2. Não deixa de ser curioso que as funções de gestão administrativa e pedagógica da escola possam ser exercidas por um professor não titular, o que desde logo revela que a divisão da carreira em duas categorias não obedece a qualquer intenção de valorizar as funções docentes, mas apenas um expediente para estrangular a carreira e impedir administrativamente a maioria dos docentes de atingirem o topo da carreira.
3. A desvalorização da direcção de turma constitui outra nota preocupante a retirar da leitura do artigo 35º. Em tempos considerado o cargo de gestão pedagógica intermédia mais importante, uma vez que o director de turma é responsável pela coordenação do conselho de turma e pela ligação entre os professores da turma e os pais dos alunos, nem uma alínea lhe é dedicada pelos artigo 34º e 35º. Ao que parece o legislador considerou que os conteúdos funcionais da direcção de turma são de tal forma irrelevantes que qualquer docente as pode e deve desempenhar.

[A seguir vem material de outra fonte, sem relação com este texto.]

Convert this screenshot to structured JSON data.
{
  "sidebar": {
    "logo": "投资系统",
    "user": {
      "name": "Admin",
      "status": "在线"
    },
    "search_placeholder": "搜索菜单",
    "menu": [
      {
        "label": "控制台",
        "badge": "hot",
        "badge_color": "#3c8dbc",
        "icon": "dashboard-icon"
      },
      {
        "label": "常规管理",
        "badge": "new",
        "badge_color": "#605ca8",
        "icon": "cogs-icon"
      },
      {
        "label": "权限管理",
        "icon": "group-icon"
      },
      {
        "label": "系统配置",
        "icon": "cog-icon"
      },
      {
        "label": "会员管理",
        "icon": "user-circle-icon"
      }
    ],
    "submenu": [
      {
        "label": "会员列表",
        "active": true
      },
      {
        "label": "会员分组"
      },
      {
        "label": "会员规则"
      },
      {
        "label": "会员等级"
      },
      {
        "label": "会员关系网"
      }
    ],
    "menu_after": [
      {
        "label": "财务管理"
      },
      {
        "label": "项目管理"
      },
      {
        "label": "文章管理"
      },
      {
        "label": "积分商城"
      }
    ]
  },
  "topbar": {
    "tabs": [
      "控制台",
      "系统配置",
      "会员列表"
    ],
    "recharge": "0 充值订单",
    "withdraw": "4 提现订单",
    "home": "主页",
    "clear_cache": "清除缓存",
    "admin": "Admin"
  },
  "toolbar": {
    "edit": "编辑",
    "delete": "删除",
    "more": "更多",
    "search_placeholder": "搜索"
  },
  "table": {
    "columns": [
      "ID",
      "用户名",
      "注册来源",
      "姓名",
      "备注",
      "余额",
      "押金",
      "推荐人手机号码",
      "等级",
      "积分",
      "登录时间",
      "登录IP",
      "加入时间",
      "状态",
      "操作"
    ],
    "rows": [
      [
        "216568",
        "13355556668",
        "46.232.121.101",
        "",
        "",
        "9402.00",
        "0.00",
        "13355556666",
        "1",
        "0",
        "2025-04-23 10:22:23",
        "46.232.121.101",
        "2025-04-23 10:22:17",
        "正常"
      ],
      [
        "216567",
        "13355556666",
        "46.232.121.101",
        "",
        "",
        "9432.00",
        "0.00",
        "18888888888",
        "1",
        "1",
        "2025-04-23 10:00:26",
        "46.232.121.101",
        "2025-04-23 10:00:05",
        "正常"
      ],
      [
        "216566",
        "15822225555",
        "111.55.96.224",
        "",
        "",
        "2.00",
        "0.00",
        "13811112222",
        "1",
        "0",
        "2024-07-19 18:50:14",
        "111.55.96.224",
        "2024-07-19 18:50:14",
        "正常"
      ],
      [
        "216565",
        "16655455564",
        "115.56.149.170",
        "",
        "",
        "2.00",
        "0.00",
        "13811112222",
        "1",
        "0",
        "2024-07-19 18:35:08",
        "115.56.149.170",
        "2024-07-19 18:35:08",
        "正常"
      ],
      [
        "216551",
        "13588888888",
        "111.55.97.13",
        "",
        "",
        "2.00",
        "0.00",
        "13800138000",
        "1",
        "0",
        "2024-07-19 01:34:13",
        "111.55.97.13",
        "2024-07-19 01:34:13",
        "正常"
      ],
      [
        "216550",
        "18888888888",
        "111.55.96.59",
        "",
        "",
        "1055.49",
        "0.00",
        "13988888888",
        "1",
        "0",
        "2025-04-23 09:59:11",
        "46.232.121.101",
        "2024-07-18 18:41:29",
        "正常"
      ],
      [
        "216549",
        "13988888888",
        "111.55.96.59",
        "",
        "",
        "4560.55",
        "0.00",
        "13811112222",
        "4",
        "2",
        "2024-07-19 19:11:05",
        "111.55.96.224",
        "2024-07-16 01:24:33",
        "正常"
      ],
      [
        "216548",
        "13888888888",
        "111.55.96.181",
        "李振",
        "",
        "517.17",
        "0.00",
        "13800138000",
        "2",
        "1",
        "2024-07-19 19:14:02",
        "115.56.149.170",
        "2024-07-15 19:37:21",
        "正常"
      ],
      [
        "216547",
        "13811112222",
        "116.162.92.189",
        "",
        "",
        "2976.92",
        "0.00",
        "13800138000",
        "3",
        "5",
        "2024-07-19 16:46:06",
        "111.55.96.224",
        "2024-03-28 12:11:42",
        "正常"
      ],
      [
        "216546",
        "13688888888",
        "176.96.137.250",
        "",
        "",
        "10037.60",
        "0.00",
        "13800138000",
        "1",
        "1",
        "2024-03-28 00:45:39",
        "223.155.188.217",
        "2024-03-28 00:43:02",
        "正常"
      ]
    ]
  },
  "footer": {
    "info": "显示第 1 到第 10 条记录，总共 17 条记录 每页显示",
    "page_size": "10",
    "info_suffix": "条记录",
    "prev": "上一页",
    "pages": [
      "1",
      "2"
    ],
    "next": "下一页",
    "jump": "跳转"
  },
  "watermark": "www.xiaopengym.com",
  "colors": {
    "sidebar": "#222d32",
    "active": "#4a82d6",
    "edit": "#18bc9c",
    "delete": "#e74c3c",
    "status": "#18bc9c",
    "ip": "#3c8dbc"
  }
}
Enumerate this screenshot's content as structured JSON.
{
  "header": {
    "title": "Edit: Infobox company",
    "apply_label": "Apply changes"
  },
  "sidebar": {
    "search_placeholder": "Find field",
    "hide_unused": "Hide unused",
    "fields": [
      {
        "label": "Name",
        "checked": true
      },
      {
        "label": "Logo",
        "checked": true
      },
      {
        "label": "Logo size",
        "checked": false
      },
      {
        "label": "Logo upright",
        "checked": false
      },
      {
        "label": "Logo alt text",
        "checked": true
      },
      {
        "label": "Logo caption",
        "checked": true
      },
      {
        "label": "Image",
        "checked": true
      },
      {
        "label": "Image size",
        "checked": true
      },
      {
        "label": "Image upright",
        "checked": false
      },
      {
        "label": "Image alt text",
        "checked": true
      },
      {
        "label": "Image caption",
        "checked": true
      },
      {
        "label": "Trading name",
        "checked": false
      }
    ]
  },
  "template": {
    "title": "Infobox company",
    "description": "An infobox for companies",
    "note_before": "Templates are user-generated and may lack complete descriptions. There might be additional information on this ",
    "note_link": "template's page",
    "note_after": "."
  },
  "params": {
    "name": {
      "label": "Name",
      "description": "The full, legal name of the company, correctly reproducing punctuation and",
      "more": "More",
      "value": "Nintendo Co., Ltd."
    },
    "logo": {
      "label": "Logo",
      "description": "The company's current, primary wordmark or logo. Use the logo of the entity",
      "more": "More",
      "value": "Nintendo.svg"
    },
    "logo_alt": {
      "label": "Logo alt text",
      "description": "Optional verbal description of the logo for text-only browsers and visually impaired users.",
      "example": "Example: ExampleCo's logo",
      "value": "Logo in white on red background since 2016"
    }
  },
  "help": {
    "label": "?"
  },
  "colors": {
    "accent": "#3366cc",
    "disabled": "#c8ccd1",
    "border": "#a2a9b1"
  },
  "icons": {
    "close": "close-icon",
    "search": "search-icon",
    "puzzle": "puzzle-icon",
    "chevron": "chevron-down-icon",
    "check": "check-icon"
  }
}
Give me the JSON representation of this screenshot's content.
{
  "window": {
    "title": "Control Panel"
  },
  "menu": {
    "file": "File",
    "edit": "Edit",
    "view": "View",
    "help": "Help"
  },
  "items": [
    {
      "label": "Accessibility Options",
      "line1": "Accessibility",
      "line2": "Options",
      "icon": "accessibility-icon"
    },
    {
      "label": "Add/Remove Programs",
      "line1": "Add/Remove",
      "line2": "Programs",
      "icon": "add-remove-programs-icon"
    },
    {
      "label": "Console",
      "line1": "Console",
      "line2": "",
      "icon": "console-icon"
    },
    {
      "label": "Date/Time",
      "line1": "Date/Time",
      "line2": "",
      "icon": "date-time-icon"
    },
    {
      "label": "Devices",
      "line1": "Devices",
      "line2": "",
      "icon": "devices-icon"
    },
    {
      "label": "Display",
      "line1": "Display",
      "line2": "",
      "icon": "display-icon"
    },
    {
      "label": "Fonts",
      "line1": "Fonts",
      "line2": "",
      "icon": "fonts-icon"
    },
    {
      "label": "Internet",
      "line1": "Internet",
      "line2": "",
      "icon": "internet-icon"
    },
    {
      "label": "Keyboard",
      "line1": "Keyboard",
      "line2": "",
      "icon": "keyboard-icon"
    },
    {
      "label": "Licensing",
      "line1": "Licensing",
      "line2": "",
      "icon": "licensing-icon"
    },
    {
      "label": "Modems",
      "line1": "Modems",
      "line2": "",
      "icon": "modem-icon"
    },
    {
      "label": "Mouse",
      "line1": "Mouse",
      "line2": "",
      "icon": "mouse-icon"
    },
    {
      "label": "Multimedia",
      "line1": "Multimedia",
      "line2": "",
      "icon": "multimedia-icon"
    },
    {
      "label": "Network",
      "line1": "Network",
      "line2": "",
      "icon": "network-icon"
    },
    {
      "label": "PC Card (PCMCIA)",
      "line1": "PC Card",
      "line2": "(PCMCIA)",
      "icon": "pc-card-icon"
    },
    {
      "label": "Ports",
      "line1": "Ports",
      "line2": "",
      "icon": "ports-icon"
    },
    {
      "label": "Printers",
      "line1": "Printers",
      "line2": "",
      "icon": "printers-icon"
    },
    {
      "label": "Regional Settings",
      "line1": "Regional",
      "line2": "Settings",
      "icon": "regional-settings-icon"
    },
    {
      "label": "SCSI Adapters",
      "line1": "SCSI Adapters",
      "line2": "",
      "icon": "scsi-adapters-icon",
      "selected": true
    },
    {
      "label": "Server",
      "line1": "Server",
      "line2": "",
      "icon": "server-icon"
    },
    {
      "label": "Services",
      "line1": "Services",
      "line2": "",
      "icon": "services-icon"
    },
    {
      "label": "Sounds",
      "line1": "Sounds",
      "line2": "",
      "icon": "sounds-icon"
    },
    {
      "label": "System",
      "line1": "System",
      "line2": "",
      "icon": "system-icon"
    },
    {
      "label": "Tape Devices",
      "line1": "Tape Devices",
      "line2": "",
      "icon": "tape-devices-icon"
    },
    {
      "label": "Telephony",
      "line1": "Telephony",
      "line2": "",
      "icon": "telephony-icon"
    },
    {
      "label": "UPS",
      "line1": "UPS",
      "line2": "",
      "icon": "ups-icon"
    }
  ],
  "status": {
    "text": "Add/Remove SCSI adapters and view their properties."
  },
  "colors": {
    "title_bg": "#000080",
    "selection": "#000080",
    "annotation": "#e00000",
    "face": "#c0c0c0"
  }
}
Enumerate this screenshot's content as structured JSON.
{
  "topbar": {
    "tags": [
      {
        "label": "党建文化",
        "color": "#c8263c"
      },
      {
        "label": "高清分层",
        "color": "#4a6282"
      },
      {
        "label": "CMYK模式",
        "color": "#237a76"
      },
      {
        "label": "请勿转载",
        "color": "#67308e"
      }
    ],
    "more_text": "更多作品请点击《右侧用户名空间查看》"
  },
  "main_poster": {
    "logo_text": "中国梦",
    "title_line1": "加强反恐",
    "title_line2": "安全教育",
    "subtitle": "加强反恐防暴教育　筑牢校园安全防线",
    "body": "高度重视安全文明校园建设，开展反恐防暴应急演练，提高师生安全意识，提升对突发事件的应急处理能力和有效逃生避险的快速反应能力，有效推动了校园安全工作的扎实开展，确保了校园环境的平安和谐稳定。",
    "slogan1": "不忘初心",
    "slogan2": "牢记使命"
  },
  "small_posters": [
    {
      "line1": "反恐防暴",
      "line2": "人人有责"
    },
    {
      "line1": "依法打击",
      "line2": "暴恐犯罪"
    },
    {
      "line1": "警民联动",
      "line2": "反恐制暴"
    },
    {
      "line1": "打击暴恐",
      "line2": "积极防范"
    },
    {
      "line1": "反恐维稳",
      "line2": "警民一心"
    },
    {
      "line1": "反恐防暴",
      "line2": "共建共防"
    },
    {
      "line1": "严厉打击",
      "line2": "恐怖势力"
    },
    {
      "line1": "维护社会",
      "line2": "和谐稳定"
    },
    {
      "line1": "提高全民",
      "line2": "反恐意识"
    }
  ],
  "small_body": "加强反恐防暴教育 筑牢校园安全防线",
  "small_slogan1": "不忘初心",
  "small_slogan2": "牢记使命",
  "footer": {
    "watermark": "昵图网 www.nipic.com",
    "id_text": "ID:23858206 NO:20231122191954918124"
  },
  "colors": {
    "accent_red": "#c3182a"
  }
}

Nota: apesar de estarmos em meados de Agosto, tem sido possível criar um fórum de discussão em torno do Decreto-lei 15/2007 (ECD). A publicação dos posts em torno dos artigos 34º e 35º tem essa intenção. Assim continuarei a fazer ao longo do resto do mês. A opinião dos colegas é essencial para trazer luz a questões de tão grande complexidade. É precisar gerar argumentos racionais, rigorosos e coerentes para que os professores possam justificar a luta pelas alterações ao ECD e ao modelo de avaliação burocrática de desempenho. A luta será prolongada e não se esgotará nesta legislatura. Vai sobrar para o próximo Governo. Ganhará quem souber apresentar os melhores argumentos e mostrar maior firmeza e tenacidade.